The following usage of FactoryGirl.build seems harmless. build doesn't save a Comment into the database while create does, right?

describe Comment
  describe '#edited?' do
    it 'returns true if updated after creation' do
      now = Time.zone.now
      comment = FactoryGirl.build(:comment, created_at: now - 1.minute, updated_at: now)

      expect(comment).to be_edited
    end

    it 'returns false right after creation' do
      now = Time.zone.now
      comment = FactoryGirl.build(:comment, created_at: now, updated_at: now)

      expect(comment).not_to be_edited
    end
  end
end

However, build actually saves the model's associations, article and author created by article in this case, into the database unless you give strategy: :build option in the factory. So build actually creates all its ancestor models, which can be a huge performance penalty if called plenty of times.

To avoid this behavior, you can use FactoryGirl.build_stubbed instead of build. It builds all associations and don't save them into the database.

comment = FactoryGirl.build_stubbed(:comment, created_at: now - 1.minute, updated_at: now)
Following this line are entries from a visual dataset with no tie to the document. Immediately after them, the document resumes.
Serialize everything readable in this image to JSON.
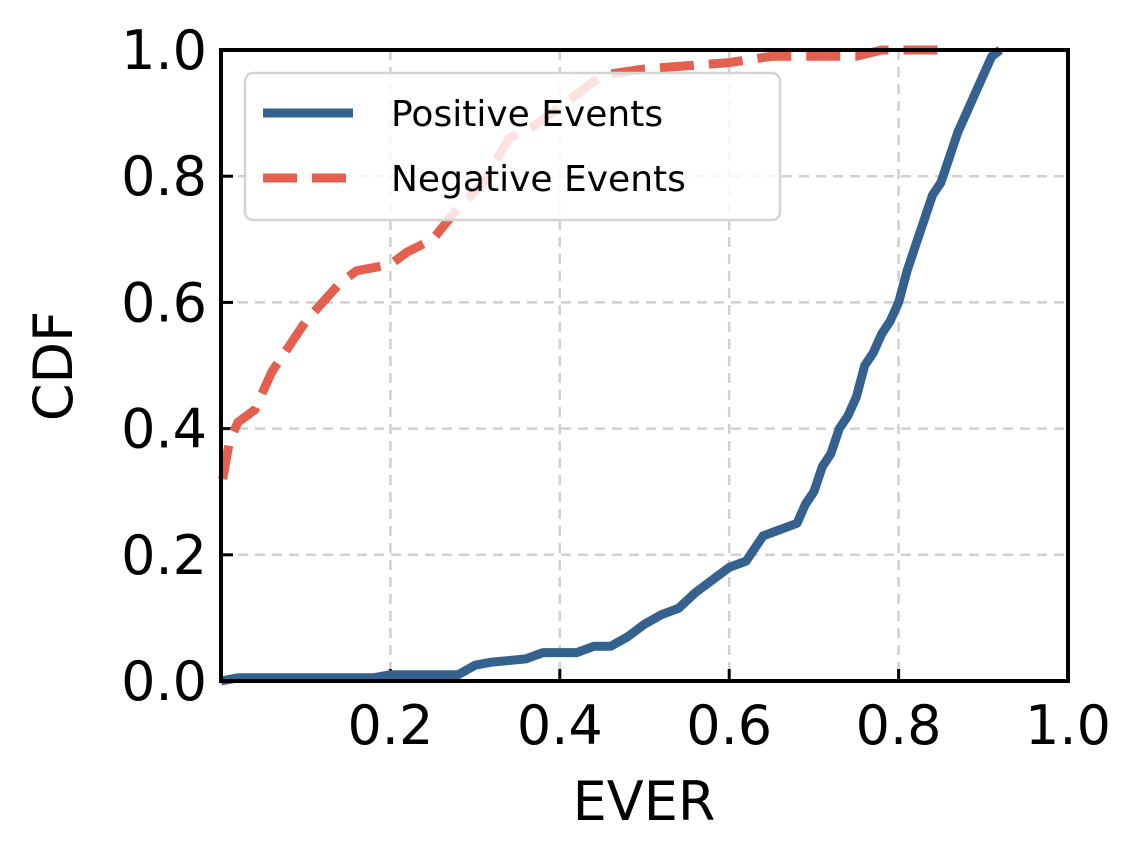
{
  "chart_data": {
    "type": "line",
    "title": "",
    "xlabel": "EVER",
    "ylabel": "CDF",
    "xlim": [
      0.0,
      1.0
    ],
    "ylim": [
      0.0,
      1.0
    ],
    "x_ticks": [
      "0.2",
      "0.4",
      "0.6",
      "0.8",
      "1.0"
    ],
    "y_ticks": [
      "0.0",
      "0.2",
      "0.4",
      "0.6",
      "0.8",
      "1.0"
    ],
    "grid": true,
    "legend_position": "top-left",
    "series": [
      {
        "name": "Positive Events",
        "color": "#35618f",
        "line_style": "solid",
        "points": [
          [
            0.0,
            0.0
          ],
          [
            0.02,
            0.005
          ],
          [
            0.18,
            0.005
          ],
          [
            0.2,
            0.01
          ],
          [
            0.28,
            0.01
          ],
          [
            0.3,
            0.025
          ],
          [
            0.32,
            0.03
          ],
          [
            0.36,
            0.035
          ],
          [
            0.38,
            0.045
          ],
          [
            0.42,
            0.045
          ],
          [
            0.44,
            0.055
          ],
          [
            0.46,
            0.055
          ],
          [
            0.48,
            0.07
          ],
          [
            0.5,
            0.09
          ],
          [
            0.52,
            0.105
          ],
          [
            0.54,
            0.115
          ],
          [
            0.56,
            0.14
          ],
          [
            0.58,
            0.16
          ],
          [
            0.6,
            0.18
          ],
          [
            0.62,
            0.19
          ],
          [
            0.63,
            0.21
          ],
          [
            0.64,
            0.23
          ],
          [
            0.66,
            0.24
          ],
          [
            0.68,
            0.25
          ],
          [
            0.69,
            0.28
          ],
          [
            0.7,
            0.3
          ],
          [
            0.71,
            0.34
          ],
          [
            0.72,
            0.36
          ],
          [
            0.73,
            0.4
          ],
          [
            0.74,
            0.42
          ],
          [
            0.75,
            0.45
          ],
          [
            0.76,
            0.5
          ],
          [
            0.77,
            0.52
          ],
          [
            0.78,
            0.55
          ],
          [
            0.79,
            0.57
          ],
          [
            0.8,
            0.6
          ],
          [
            0.81,
            0.65
          ],
          [
            0.82,
            0.69
          ],
          [
            0.83,
            0.73
          ],
          [
            0.84,
            0.77
          ],
          [
            0.85,
            0.79
          ],
          [
            0.86,
            0.83
          ],
          [
            0.87,
            0.87
          ],
          [
            0.88,
            0.9
          ],
          [
            0.89,
            0.93
          ],
          [
            0.9,
            0.96
          ],
          [
            0.91,
            0.99
          ],
          [
            0.92,
            1.0
          ]
        ]
      },
      {
        "name": "Negative Events",
        "color": "#e45f4e",
        "line_style": "dashed",
        "points": [
          [
            0.002,
            0.32
          ],
          [
            0.01,
            0.38
          ],
          [
            0.02,
            0.41
          ],
          [
            0.04,
            0.43
          ],
          [
            0.06,
            0.49
          ],
          [
            0.08,
            0.53
          ],
          [
            0.1,
            0.57
          ],
          [
            0.12,
            0.6
          ],
          [
            0.14,
            0.63
          ],
          [
            0.16,
            0.65
          ],
          [
            0.2,
            0.66
          ],
          [
            0.22,
            0.68
          ],
          [
            0.25,
            0.7
          ],
          [
            0.28,
            0.75
          ],
          [
            0.31,
            0.79
          ],
          [
            0.34,
            0.86
          ],
          [
            0.37,
            0.88
          ],
          [
            0.4,
            0.91
          ],
          [
            0.43,
            0.94
          ],
          [
            0.45,
            0.96
          ],
          [
            0.5,
            0.97
          ],
          [
            0.55,
            0.975
          ],
          [
            0.6,
            0.98
          ],
          [
            0.65,
            0.99
          ],
          [
            0.7,
            0.99
          ],
          [
            0.75,
            0.99
          ],
          [
            0.78,
            1.0
          ],
          [
            0.85,
            1.0
          ]
        ]
      }
    ]
  }
}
In this case, you even don't need to use Factory Girl because the edited? method doesn't involve associations. The following just works fine:

comment = Comment.new(created_at: now - 1.minute, updated_at: now)

Here is another case where unnecessary post is created by build(:comment).

post = FactoryGirl.create(:post)
post.comments << FactoryGirl.build(:comment)

You could do:

post = FactoryGirl.create(:post)
post.comments << FactoryGirl.build(:comment, post: nil)

# or

post = FactoryGirl.create(:post)
FactoryGirl.create(:comment, post: post)

Review your association chain

There is also a case where you intentionally use FactoryGirl.create and create unused objects. Let's think about Blog model that has multiple authors and multiple posts.

FactoryGirl.define do
  factory :blog do
  end

  factory :author do
    blog
  end

  factory :post do
    author
    blog
  end
end

With the setup above, FactoryGirl.create(:post) creates blog twice, once in the post factory and once in the author factory. Not only is it redundant, but also it may introduce data inconsistency because the two blog instances are different.

The post factory could reuse the author's blog.

factory :post do
  author
  blog { author.blog }
end

Summary

To recap, there are things to consider before you stub everything or start considering parallel execution of tests. Imagine what Factory Girl exactly does and review your tests and factories. You will be able to speed up your tests for relatively cheaper cost.